SYDNEY (Reuters) - Australia’s central bank kept interest rates at a record low on Tuesday in a widely expected decision ahead of GDP data that is likely to show economic growth shifted a gear lower in the second quarter.
The Reserve Bank of Australia (RBA) left the cash rate at 2.0 percent, where it has been since May. It cemented its wait-and-see stance by repeating that it would assess upcoming economic data to judge the impact of past easings.
“In Australia, most of the available information suggests that moderate expansion in the economy continues,” the central bank said in a short post-meeting statement.
The RBA gave no fresh guidance on the rates outlook, as it normally does after a 'no change' decision, leaving markets with little to act on. The Australian dollar barely reacted, holding just above 71 U.S. cents AUD=D4 and not far from a 6-1/2 year trough of $0.7044 set recently.
The RBA appeared comfortable with the level of the Australian dollar, reiterating that it is “adjusting to significant declines in key commodity prices.”

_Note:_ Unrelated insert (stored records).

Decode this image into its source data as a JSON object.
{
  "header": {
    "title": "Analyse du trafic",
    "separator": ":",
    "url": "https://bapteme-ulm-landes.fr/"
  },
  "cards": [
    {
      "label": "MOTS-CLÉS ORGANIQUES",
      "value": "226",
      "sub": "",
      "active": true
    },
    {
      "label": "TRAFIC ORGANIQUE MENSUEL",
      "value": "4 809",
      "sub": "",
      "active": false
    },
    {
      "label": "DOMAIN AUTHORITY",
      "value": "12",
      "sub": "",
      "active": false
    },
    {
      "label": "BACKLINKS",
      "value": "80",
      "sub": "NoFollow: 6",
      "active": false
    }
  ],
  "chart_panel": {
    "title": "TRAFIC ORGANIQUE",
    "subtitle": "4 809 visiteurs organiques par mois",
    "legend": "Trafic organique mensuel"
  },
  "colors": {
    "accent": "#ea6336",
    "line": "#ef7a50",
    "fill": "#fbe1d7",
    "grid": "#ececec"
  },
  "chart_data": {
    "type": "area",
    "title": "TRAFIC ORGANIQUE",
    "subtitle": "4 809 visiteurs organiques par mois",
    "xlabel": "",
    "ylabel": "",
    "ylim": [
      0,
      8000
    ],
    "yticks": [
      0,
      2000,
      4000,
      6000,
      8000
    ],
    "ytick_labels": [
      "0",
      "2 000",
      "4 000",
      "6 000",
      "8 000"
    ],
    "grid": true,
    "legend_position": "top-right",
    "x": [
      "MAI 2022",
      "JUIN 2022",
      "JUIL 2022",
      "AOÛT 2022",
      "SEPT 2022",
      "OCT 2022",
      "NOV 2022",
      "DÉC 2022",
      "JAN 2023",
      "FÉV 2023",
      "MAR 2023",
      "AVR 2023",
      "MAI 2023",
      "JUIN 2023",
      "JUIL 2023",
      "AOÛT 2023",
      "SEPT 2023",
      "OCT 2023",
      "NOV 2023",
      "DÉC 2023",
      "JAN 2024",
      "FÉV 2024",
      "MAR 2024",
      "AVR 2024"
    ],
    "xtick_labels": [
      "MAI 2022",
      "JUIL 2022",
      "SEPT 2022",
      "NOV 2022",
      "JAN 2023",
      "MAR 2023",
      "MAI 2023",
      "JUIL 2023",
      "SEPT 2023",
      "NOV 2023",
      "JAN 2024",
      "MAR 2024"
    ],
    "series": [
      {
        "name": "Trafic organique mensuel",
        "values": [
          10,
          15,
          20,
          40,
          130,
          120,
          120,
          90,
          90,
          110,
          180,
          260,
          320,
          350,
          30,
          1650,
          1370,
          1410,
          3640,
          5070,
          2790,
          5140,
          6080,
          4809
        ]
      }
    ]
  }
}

The RBA noted a recent spike in global stock market volatility triggered by “developments in China”, but offered no insights.
“The main surprise is that despite all the volatility in financial markets over the last few weeks and the heightened worries over China, there is not more reference to that,” said Shane Oliver, chief economist at AMP Capital Investors.
The rate decision came just hours after data from the Australian Bureau of Statistics (ABS) showed net exports will take a bigger bite out of second quarter gross domestic product (GDP) than initially expected.
But this is mostly offset by a surprisingly solid rise in government spending and investment.
According to the ABS, net exports should detract 0.6 percentage points from GDP as export volumes retraced after the recent boom. The market consensus had been for a smaller 0.3 percent detraction.
“The slowdown in China and the fall-out in Asia should continue to weigh on export volumes,” analysts at Citi wrote in a note to clients.
In contrast, government consumption rose 2.2 percent, driven by defense spending, while investment jumped 4.0 percent.
The strong public sector demand could have saved GDP from turning negative in the second quarter, a few analysts said. The GDP report is due on Wednesday.
The economy is expected to grow a pedestrian 0.4 percent on the quarter, taking the annual rate down to 2.2 percent from 2.3 percent - the slowest since third-quarter 2013.
Such an outcome would come as no surprise to the RBA, which is forecasting GDP growth of between 2 and 3 percent over the year to June 2016.